French daily Le Monde took a similar view. “The Democrat Hillary Clinton is not the only loser of this vote. A wave of protest is shaking the traditional elites on both sides of the Atlantic. The election of Donald Trump is a fundamental transformation, an historic date for Western democracies. Like the fall of the Berlin Wall, like 11 September, 2001, this marks the beginning of a new world whose outlines remain as yet hard to recognise but from which one feature is already clearly visible: in this world everything is conceivable that previously seemed impossible or unrealistic.” According to Le Monde, “Europe will not be protected from the earthquake that has rocked Washington.”

This “protest wave,” which has shaken the traditional elites, this widespread social opposition, which found extremely reactionary and distorted expression in Trump’s election victory, is feared much more by the European elites than the new president himself. They are concerned that he will lose control of the spooks he has unleashed.

At the same time, they have not uttered a word on why a semi-fascist billionaire like Trump was capable of channelling widespread social anger in a right-wing direction. At most, they blame the alleged backwardness of “white” American workers.

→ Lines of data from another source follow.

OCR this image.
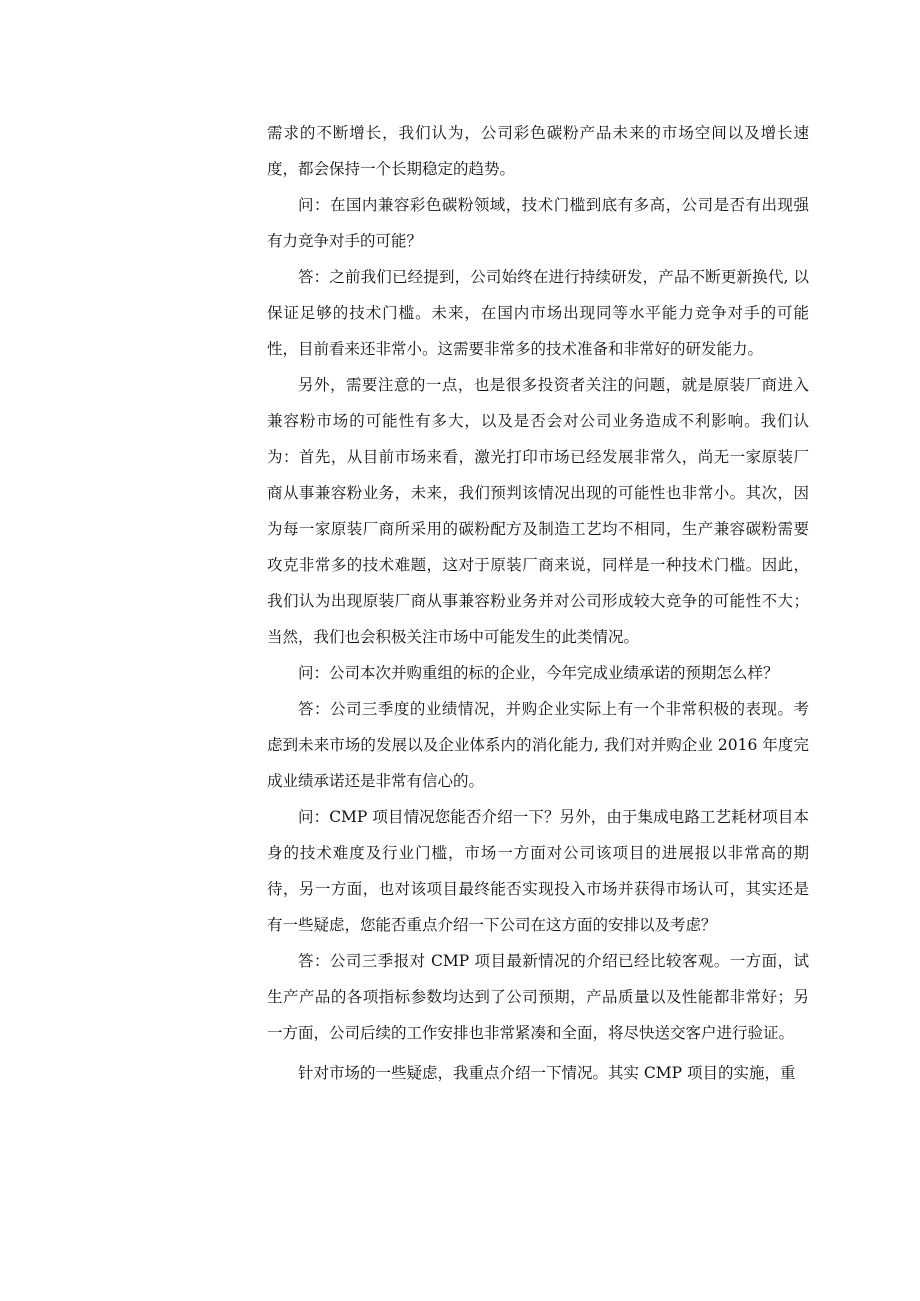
需求的不断增长，我们认为，公司彩色碳粉产品未来的市场空间以及增长速度，都会保持一个长期稳定的趋势。

问：在国内兼容彩色碳粉领域，技术门槛到底有多高，公司是否有出现强有力竞争对手的可能？

答：之前我们已经提到，公司始终在进行持续研发，产品不断更新换代, 以保证足够的技术门槛。未来，在国内市场出现同等水平能力竞争对手的可能性，目前看来还非常小。这需要非常多的技术准备和非常好的研发能力。

另外，需要注意的一点，也是很多投资者关注的问题，就是原装厂商进入兼容粉市场的可能性有多大，以及是否会对公司业务造成不利影响。我们认为：首先，从目前市场来看，激光打印市场已经发展非常久，尚无一家原装厂商从事兼容粉业务，未来，我们预判该情况出现的可能性也非常小。其次，因为每一家原装厂商所采用的碳粉配方及制造工艺均不相同，生产兼容碳粉需要攻克非常多的技术难题，这对于原装厂商来说，同样是一种技术门槛。因此，我们认为出现原装厂商从事兼容粉业务并对公司形成较大竞争的可能性不大；当然，我们也会积极关注市场中可能发生的此类情况。

问：公司本次并购重组的标的企业，今年完成业绩承诺的预期怎么样？

答：公司三季度的业绩情况，并购企业实际上有一个非常积极的表现。考虑到未来市场的发展以及企业体系内的消化能力, 我们对并购企业 2016 年度完成业绩承诺还是非常有信心的。

问：CMP 项目情况您能否介绍一下？另外，由于集成电路工艺耗材项目本身的技术难度及行业门槛，市场一方面对公司该项目的进展报以非常高的期待，另一方面，也对该项目最终能否实现投入市场并获得市场认可，其实还是有一些疑虑，您能否重点介绍一下公司在这方面的安排以及考虑？

答：公司三季报对 CMP 项目最新情况的介绍已经比较客观。一方面，试生产产品的各项指标参数均达到了公司预期，产品质量以及性能都非常好；另一方面，公司后续的工作安排也非常紧凑和全面，将尽快送交客户进行验证。

针对市场的一些疑虑，我重点介绍一下情况。其实 CMP 项目的实施，重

But the real reason is the right-wing policies of the Democratic Party and President Obama, which represent the interests of Wall Street and privileged sections of the middle class, as well as the role of Bernie Sanders and his pseudo-left supporters. In the Democratic primary, the senator from Vermont won 13 million votes because he portrayed himself as a socialist and agitated against the “billionaire class”—only subsequently to lend his backing to Hillary Clinton. He thus left the way clear for Trump to present himself as the only “anti-establishment” candidate.

In Europe, the ruling elites rely on the pseudo-left to suppress social opposition. Greece’s Syriza, Germany’s Left Party and many other organisations portray themselves as opponents of capitalism so as to sabotage any struggle against capitalism, and—should they come to power—to impose even more brutal measures against the working class.

A typical representative of this policy is the leader of Britain’s Labour Party, Jeremy Corbyn. He writes (correctly) that “Trump’s election is an unmistakable rejection of a political establishment and an economic system that simply isn’t working for most people. It is one that has delivered escalating inequality and stagnating or falling living standards for the majority, both in the US and Britain. This is a rejection of a failed economic consensus and a governing elite that has been seen not to have listened. And the public anger that has propelled Donald Trump to office has been reflected in political upheavals across the world.”

Having said this, he calls for the most complacent response imaginable.

He speaks of “some of Trump’s answers to the big questions facing America, and the divisive rhetoric around them” being “clearly wrong,” before asserting, “I have no doubt, however, that the decency and common sense of the American people will prevail, and we send our solidarity to a nation of migrants, innovators and democrats. ... Americans have made their choice. The urgent necessity is now for us all to work across continents to tackle our common global challenges: to secure peace, take action on climate change and deliver economic prosperity and justice.”

Overall, Europe’s ruling elites are responding to Trump’s election victory by shifting further rightward. On domestic issues, political representatives argue that it is possible to halt the rise of far-right parties in Europe—who all hailed Trump’s success—by adopting their policies, particularly when it comes to deterring refugees and internal security.

On foreign policy, they are responding to the expected tensions with the US by accelerating military rearmament. As German Defence Minister Ursula Von der Leyen remarked on the election outcome, “Europe must get used to looking after itself better.” This includes an increased defence budget. An article in Der Spiegel even went as far as calling this week for Germany to develop its own nuclear weapons.